Halloween is always a fun day with kindergarteners around! The class worked hard all month on their Halloween and fall songs and poems. They loved presenting them at Tri-State Alzheimer’s Alliance while dressed in their costumes. We used dot cubes to “Roll A Monster” and gave these to our friends at the Alzheimer’s center along with treat bags. When we made it back to the school it was time to party. I love minute to win it style games and the quick pacing seems to work well with this age group. We found candy corn in the sensory bins, counted out pennies to buy snacks, built STEM structures with candy corn and toothpicks, tossed eyeballs into pumpkin buckets, guessed the missing Halloween item, and stacked ghost cups. The students loved getting to do fun center type games and I loved seeing them get along with each other so well.
Kindergarten had fun learning about pumpkins this month. We started off by reading the book Pumpkin Jack by Will Hubbel and learning the life cycle of a pumpkin. Then we talked about the parts of a pumpkin and even got to taste pumpkin seeds. Our graph showed that most of the class liked the pumpkin seeds. At the end of the week we were able to do a pumpkin investigation with our very own Pumpkin Jack! We predicted his weight, height, and circumference then measured to check our predictions. We were able to really see all of the parts of a pumpkin when we cut into Jack and carved him. The class practiced using describing words when they passed around a bag of pumpkin pulp. Finally, when Jack started to decompose we took him outside so we could watch that process as well.
Kindergarten kicked off October with a pumpkin themed Cooking in the Classroom. We read a recipe for Pumpkin Patch Pudding and Mrs. Amanda helped them measure out the ingredients. Each student got a turn to measure, pour, and mix the pudding. While we waited for the pudding cups to chill we crushed up our cookie “dirt”. They really had to get those finger muscles working to break the cookies into small enough pieces. Then we added the dirt and candy pumpkins to our pudding and enjoyed tasting them. The students thought they were just getting a special snack but I loved knowing we were working on writing strategies and decoding words when we read our recipe, counting and sequencing when we made the pudding, and practicing our descriptive words when we talked about how the pudding tasted!
Kindergarten is off to a great start! Much of the first few weeks is about learning procedures, following the rules and making new friends but we have been able to get going on some of our curriculum as well. This year’s class has been eager to get started and we are already making great strides.
One of my favorite times of day in kindergarten is first thing in the morning when the students come in but before we are ready to get started on class work. This used to be my least favorite time. I was using paper and pencil morning work and desperately trying to keep order because the students weren’t enjoying what they were doing. That all changed when I discovered Morning Work Drawers. Now the students come in and find their name and the corresponding drawer number. They pull the drawer out and take it anywhere they want in the room to get started on their work.
These drawers are filled with academic skills but they are also focused on working all those tiny finger and hand muscles that are so often overlooked. Best of all, the students LOVE them and are excited to get to work every morning!

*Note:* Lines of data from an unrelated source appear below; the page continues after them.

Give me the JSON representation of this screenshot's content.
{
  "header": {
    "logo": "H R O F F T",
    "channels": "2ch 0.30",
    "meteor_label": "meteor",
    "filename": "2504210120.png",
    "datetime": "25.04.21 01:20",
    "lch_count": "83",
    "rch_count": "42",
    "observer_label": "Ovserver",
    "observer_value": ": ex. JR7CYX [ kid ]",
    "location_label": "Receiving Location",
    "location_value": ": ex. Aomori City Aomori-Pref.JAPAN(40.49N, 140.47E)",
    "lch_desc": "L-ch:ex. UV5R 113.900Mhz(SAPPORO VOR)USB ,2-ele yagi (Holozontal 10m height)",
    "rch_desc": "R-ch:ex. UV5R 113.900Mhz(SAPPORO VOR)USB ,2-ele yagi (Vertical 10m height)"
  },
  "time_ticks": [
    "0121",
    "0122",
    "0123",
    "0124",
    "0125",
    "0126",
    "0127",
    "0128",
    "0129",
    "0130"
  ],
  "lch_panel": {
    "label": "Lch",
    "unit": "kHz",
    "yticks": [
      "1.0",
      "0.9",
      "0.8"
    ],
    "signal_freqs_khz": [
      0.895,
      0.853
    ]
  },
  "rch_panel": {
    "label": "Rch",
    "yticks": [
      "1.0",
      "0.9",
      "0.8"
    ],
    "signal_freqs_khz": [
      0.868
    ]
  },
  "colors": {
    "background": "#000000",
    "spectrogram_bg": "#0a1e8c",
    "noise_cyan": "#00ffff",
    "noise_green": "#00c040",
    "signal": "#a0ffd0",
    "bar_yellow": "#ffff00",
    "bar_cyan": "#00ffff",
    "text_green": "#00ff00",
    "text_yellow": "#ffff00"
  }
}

Early in the year the drawers are filled with simple tasks like punching brightly colored paper with a hole punch or linking colored clips together. The good news for me is that the drawers will use the same manipulatives all year while the skills focused on will get more and more challenging! The students aren’t stressed and are engaged in their work and I know they are working on all kinds of skills needed for the years ahead. Take a look at the pictures to see these new kindergarteners hard at work in the first fifteen minutes of the day.
I love watching kindergarten learn to write! They come in knowing how to write their name and possibly a few other words and leave able to write a topical paper of a few sentences. What a difference a year makes! But it isn't always easy to get them to that point. These guys have so many great ideas that it can be hard for them to pick just one and to stay with that idea until they finish their work. Most entering students are just not ready to sound out words and form complete sentences. And some are terrified to stand in front of an audience and present their work. From the beginning of the year we work on creating weekly "papers" by following five steps: brainstorming, rough draft, peer editing, final draft, and publishing, or presenting, our work. With enough repetition the class becomes very comfortable putting their ideas down on paper and sharing them with each other. One of my favorite things to see is our "peer editing" day where the students work in groups to critique their papers. The suggestions are almost always helpful and the students are learning how to respectfully work with others to make their work better. Then on presentation day everyone is excited to tell about the suggestions they made if their partner used those suggestions. Such great collaboration going on in kindergarten!